Two Optimization Problems in Genetics : Multi-dimensional QTL Analysis and Haplotype Inference

Sammanfattning: The existence of new technologies, implemented in efficient platforms and workflows has made massive genotyping available to all fields of biology and medicine. Genetic analyses are no longer dominated by experimental work in laboratories, but rather the interpretation of the resulting data. When billions of data points representing thousands of individuals are available, efficient computational tools are required. The focus of this thesis is on developing models, methods and implementations for such tools.The first theme of the thesis is multi-dimensional scans for quantitative trait loci (QTL) in experimental crosses. By mating individuals from different lines, it is possible to gather data that can be used to pinpoint the genetic variation that influences specific traits to specific genome loci. However, it is natural to expect multiple genes influencing a single trait to interact. The thesis discusses model structure and model selection, giving new insight regarding under what conditions orthogonal models can be devised. The thesis also presents a new optimization method for efficiently and accurately locating QTL, and performing the permuted data searches needed for significance testing. This method has been implemented in a software package that can seamlessly perform the searches on grid computing infrastructures.The other theme in the thesis is the development of adapted optimization schemes for using hidden Markov models in tracing allele inheritance pathways, and specifically inferring haplotypes.
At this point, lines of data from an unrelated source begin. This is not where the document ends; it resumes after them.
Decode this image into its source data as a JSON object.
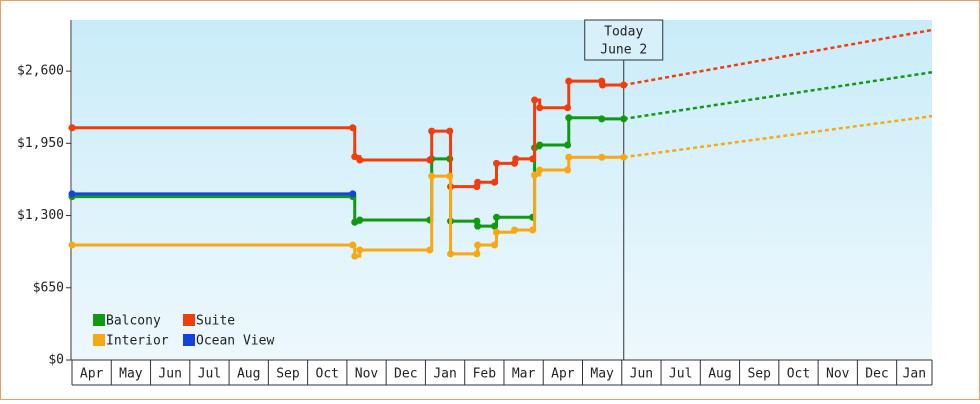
{
  "chart_data": {
    "type": "line",
    "step": true,
    "categories": [
      "Apr",
      "May",
      "Jun",
      "Jul",
      "Aug",
      "Sep",
      "Oct",
      "Nov",
      "Dec",
      "Jan",
      "Feb",
      "Mar",
      "Apr",
      "May",
      "Jun",
      "Jul",
      "Aug",
      "Sep",
      "Oct",
      "Nov",
      "Dec",
      "Jan"
    ],
    "xlim": [
      0,
      21.9
    ],
    "ylim": [
      0,
      3060
    ],
    "yticks": [
      {
        "value": 0,
        "label": "$0"
      },
      {
        "value": 650,
        "label": "$650"
      },
      {
        "value": 1300,
        "label": "$1,300"
      },
      {
        "value": 1950,
        "label": "$1,950"
      },
      {
        "value": 2600,
        "label": "$2,600"
      }
    ],
    "annotation": {
      "x": 14.05,
      "lines": [
        "Today",
        "June 2"
      ]
    },
    "legend": "lower left",
    "series": [
      {
        "name": "Balcony",
        "color": "#119911",
        "x": [
          0,
          7.15,
          7.2,
          7.33,
          9.11,
          9.16,
          9.62,
          9.64,
          10.31,
          10.33,
          10.76,
          10.81,
          11.73,
          11.78,
          11.91,
          12.62,
          12.65,
          13.49,
          14.05
        ],
        "values": [
          1470,
          1470,
          1240,
          1260,
          1260,
          1810,
          1810,
          1250,
          1250,
          1205,
          1205,
          1285,
          1285,
          1910,
          1935,
          1935,
          2180,
          2170,
          2170
        ],
        "forecast": {
          "x": [
            14.05,
            21.9
          ],
          "values": [
            2170,
            2590
          ]
        }
      },
      {
        "name": "Suite",
        "color": "#f23c0c",
        "x": [
          0,
          7.15,
          7.2,
          7.33,
          9.11,
          9.16,
          9.62,
          9.64,
          10.31,
          10.33,
          10.76,
          10.81,
          11.27,
          11.3,
          11.73,
          11.78,
          11.91,
          12.62,
          12.65,
          13.49,
          13.51,
          14.05
        ],
        "values": [
          2090,
          2090,
          1830,
          1800,
          1800,
          2060,
          2060,
          1560,
          1560,
          1600,
          1600,
          1770,
          1770,
          1810,
          1810,
          2340,
          2270,
          2270,
          2510,
          2510,
          2475,
          2475
        ],
        "forecast": {
          "x": [
            14.05,
            21.9
          ],
          "values": [
            2475,
            2970
          ]
        }
      },
      {
        "name": "Interior",
        "color": "#f7a812",
        "x": [
          0,
          7.15,
          7.2,
          7.33,
          9.11,
          9.16,
          9.62,
          9.64,
          10.31,
          10.33,
          10.76,
          10.81,
          11.27,
          11.73,
          11.78,
          11.91,
          12.62,
          12.65,
          13.49,
          14.05
        ],
        "values": [
          1035,
          1035,
          935,
          990,
          990,
          1655,
          1655,
          955,
          955,
          1035,
          1035,
          1150,
          1170,
          1170,
          1665,
          1710,
          1710,
          1825,
          1825,
          1825
        ],
        "forecast": {
          "x": [
            14.05,
            21.9
          ],
          "values": [
            1825,
            2195
          ]
        }
      },
      {
        "name": "Ocean View",
        "color": "#1244dd",
        "x": [
          0,
          7.15
        ],
        "values": [
          1495,
          1495
        ]
      }
    ]
  }
}
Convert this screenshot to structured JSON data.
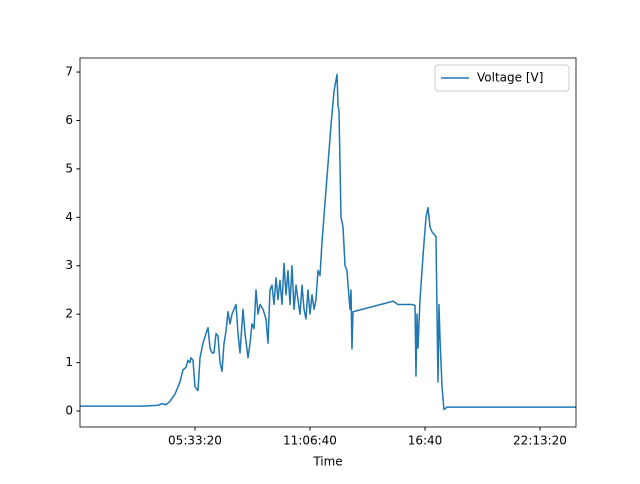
{
  "chart_data": {
    "type": "line",
    "x_label": "Time",
    "x": [
      0,
      10440,
      12180,
      13570,
      14270,
      14960,
      15650,
      16520,
      17390,
      17910,
      18430,
      18780,
      19130,
      19300,
      19650,
      20000,
      20520,
      20870,
      21390,
      21910,
      22260,
      22610,
      22960,
      23300,
      23650,
      24000,
      24350,
      24700,
      25040,
      25390,
      25740,
      26090,
      26430,
      26780,
      27130,
      27480,
      27830,
      28350,
      28700,
      29220,
      29570,
      29910,
      30260,
      30610,
      30960,
      31300,
      31830,
      32350,
      32700,
      33040,
      33390,
      33740,
      34090,
      34430,
      34780,
      35130,
      35480,
      35830,
      36170,
      36520,
      36870,
      37220,
      37570,
      37910,
      38260,
      38610,
      38960,
      39300,
      39650,
      40000,
      40350,
      40700,
      41040,
      41390,
      41740,
      42090,
      42610,
      43130,
      43650,
      44170,
      44700,
      44870,
      45040,
      45390,
      45740,
      46090,
      46430,
      46610,
      46960,
      47130,
      47300,
      47480,
      53910,
      54430,
      55300,
      57740,
      58260,
      58430,
      58610,
      58780,
      59130,
      59650,
      60170,
      60520,
      60870,
      61220,
      61910,
      62090,
      62260,
      62430,
      62610,
      62960,
      63300,
      63830,
      86260
    ],
    "series": [
      {
        "name": "Voltage [V]",
        "color": "#1f77b4",
        "values": [
          0.1,
          0.1,
          0.11,
          0.12,
          0.15,
          0.13,
          0.2,
          0.35,
          0.6,
          0.85,
          0.9,
          1.05,
          1.0,
          1.1,
          1.05,
          0.5,
          0.42,
          1.1,
          1.4,
          1.6,
          1.72,
          1.3,
          1.2,
          1.2,
          1.6,
          1.55,
          1.0,
          0.82,
          1.4,
          1.65,
          2.05,
          1.8,
          2.0,
          2.1,
          2.2,
          1.6,
          1.2,
          2.1,
          1.6,
          1.1,
          1.4,
          1.8,
          1.7,
          2.5,
          2.0,
          2.2,
          2.1,
          1.9,
          1.4,
          2.5,
          2.6,
          2.2,
          2.75,
          2.3,
          2.7,
          2.2,
          3.05,
          2.4,
          2.9,
          2.2,
          3.0,
          2.1,
          2.6,
          2.3,
          2.0,
          2.6,
          2.1,
          1.9,
          2.5,
          2.0,
          2.4,
          2.1,
          2.3,
          2.9,
          2.8,
          3.5,
          4.3,
          5.1,
          5.9,
          6.6,
          6.95,
          6.3,
          6.2,
          4.0,
          3.8,
          3.0,
          2.9,
          2.6,
          2.1,
          2.5,
          1.28,
          2.05,
          2.25,
          2.27,
          2.2,
          2.2,
          2.18,
          0.72,
          2.0,
          1.3,
          2.3,
          3.2,
          4.0,
          4.2,
          3.8,
          3.7,
          3.6,
          2.0,
          0.6,
          2.2,
          1.5,
          0.5,
          0.03,
          0.08,
          0.08
        ]
      }
    ],
    "xlim": [
      0,
      86260
    ],
    "ylim": [
      -0.33,
      7.29
    ],
    "xticks": [
      {
        "value": 20000,
        "label": "05:33:20"
      },
      {
        "value": 40000,
        "label": "11:06:40"
      },
      {
        "value": 60000,
        "label": "16:40"
      },
      {
        "value": 80000,
        "label": "22:13:20"
      }
    ],
    "yticks": [
      0,
      1,
      2,
      3,
      4,
      5,
      6,
      7
    ],
    "legend": "upper right"
  }
}
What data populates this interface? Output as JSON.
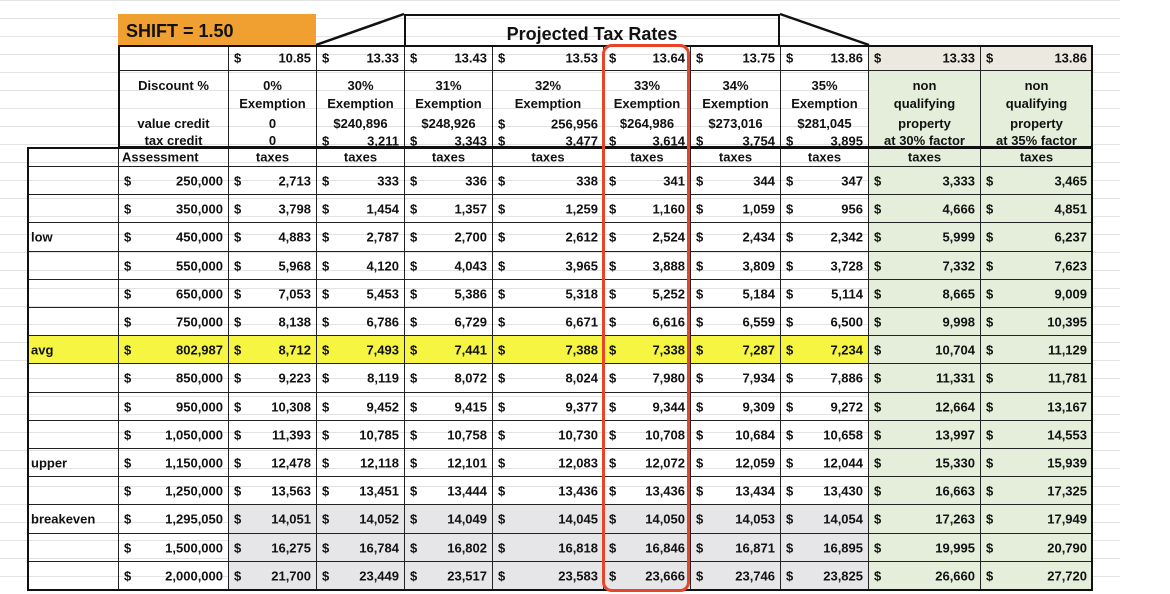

The advances presented form the basis for more accurate and non-biased line origin probabilities in experimental crosses, especially multi-generational ones. We show that the new tools are able to reconstruct haplotypes and even genotypes in founder individuals and offspring alike, based on only unordered offspring genotypes. The tools can also handle larger populations than competing methods, resolving inheritance pathways and phase in much larger and more complex populations. Finally, the methods presented are also applicable to datasets where individual relationships are not known, which is frequently the case in human genetics studies. One immediate application for this would be improved accuracy for imputation of SNP markers within genome-wide association studies (GWAS).